景教碑を高野山奥の院に建てたゴードン女史について
ゴードン(1851~1925年)はエリサベツ・アンナ・ゴードンといい、日本に帰化して耶利沙伯・安那・戈登と日本名を付けました。彼女は真言宗の開祖の空海が高野山に密教寺院を開創するのに、中国で盛んに伝道していた景教の影響があると考え、高野山奥の院に1901(明治44)年、中国西安にある景教碑よりやや大きな模刻碑を建てました。石は仙台から移送したものですが、字彫りの出来栄えは西安碑と違い上手くはありません。
彼女の家系には議員や聖職者がいて、その関係から1870年代に比較宗教学者のマックス・ミュラー教授に接して日本に憧れを抱き、1891年に来日。当時は日英関係が盛んで、英国の図書を日比谷図書館他に寄贈し、英国事情を広め日英親善に尽力しました。

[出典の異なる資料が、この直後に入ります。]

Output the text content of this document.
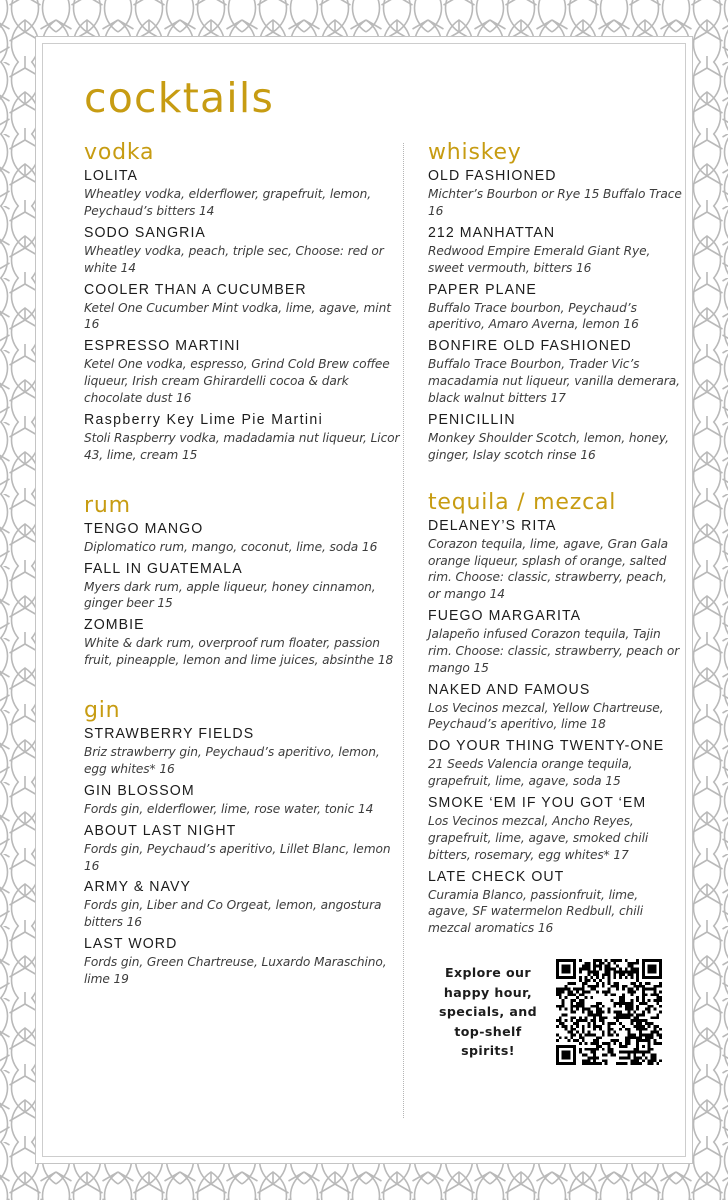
cocktails
vodka
LOLITA
Wheatley vodka, elderflower, grapefruit, lemon, Peychaud’s bitters 14
SODO SANGRIA
Wheatley vodka, peach, triple sec, Choose: red or white 14
COOLER THAN A CUCUMBER
Ketel One Cucumber Mint vodka, lime, agave, mint 16
ESPRESSO MARTINI
Ketel One vodka, espresso, Grind Cold Brew coffee liqueur, Irish cream Ghirardelli cocoa & dark chocolate dust 16
Raspberry Key Lime Pie Martini
Stoli Raspberry vodka, madadamia nut liqueur, Licor 43, lime, cream 15
rum
TENGO MANGO
Diplomatico rum, mango, coconut, lime, soda 16
FALL IN GUATEMALA
Myers dark rum, apple liqueur, honey cinnamon, ginger beer 15
ZOMBIE
White & dark rum, overproof rum floater, passion fruit, pineapple, lemon and lime juices, absinthe 18
gin
STRAWBERRY FIELDS
Briz strawberry gin, Peychaud’s aperitivo, lemon, egg whites* 16
GIN BLOSSOM
Fords gin, elderflower, lime, rose water, tonic 14
ABOUT LAST NIGHT
Fords gin, Peychaud’s aperitivo, Lillet Blanc, lemon 16
ARMY & NAVY
Fords gin, Liber and Co Orgeat, lemon, angostura bitters 16
LAST WORD
Fords gin, Green Chartreuse, Luxardo Maraschino, lime 19
whiskey
OLD FASHIONED
Michter’s Bourbon or Rye 15 Buffalo Trace 16
212 MANHATTAN
Redwood Empire Emerald Giant Rye, sweet vermouth, bitters 16
PAPER PLANE
Buffalo Trace bourbon, Peychaud’s aperitivo, Amaro Averna, lemon 16
BONFIRE OLD FASHIONED
Buffalo Trace Bourbon, Trader Vic’s macadamia nut liqueur, vanilla demerara, black walnut bitters 17
PENICILLIN
Monkey Shoulder Scotch, lemon, honey, ginger, Islay scotch rinse 16
tequila / mezcal
DELANEY’S RITA
Corazon tequila, lime, agave, Gran Gala orange liqueur, splash of orange, salted rim. Choose: classic, strawberry, peach, or mango 14
FUEGO MARGARITA
Jalapeño infused Corazon tequila, Tajin rim. Choose: classic, strawberry, peach or mango 15
NAKED AND FAMOUS
Los Vecinos mezcal, Yellow Chartreuse, Peychaud’s aperitivo, lime 18
DO YOUR THING TWENTY-ONE
21 Seeds Valencia orange tequila, grapefruit, lime, agave, soda 15
SMOKE ‘EM IF YOU GOT ‘EM
Los Vecinos mezcal, Ancho Reyes, grapefruit, lime, agave, smoked chili bitters, rosemary, egg whites* 17
LATE CHECK OUT
Curamia Blanco, passionfruit, lime, agave, SF watermelon Redbull, chili mezcal aromatics 16
Explore our happy hour, specials, and top-shelf spirits!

1919年にも来日しましたが、思想的に密教に傾斜し、キリスト教から離れて密教の灌頂(かんじょう)を受け、密教信者に転向していきました。これを佐伯好郎は嘆きました。晩年、京都のホテルで死を迎えたといわれ、その墓碑銘が模刻碑の右に置かれています。
私は2001年に、この碑の前面と裏面と側面、墓碑銘を許可を得て拓本しました。その一部を貼り付けしました。全体の拓本や寸法など、詳しくは、拙著改訂新装版『景教—東回りの古代キリスト教・景教とその波及—』(イーグレープ発行、アマゾンでも入手可能)に書きました。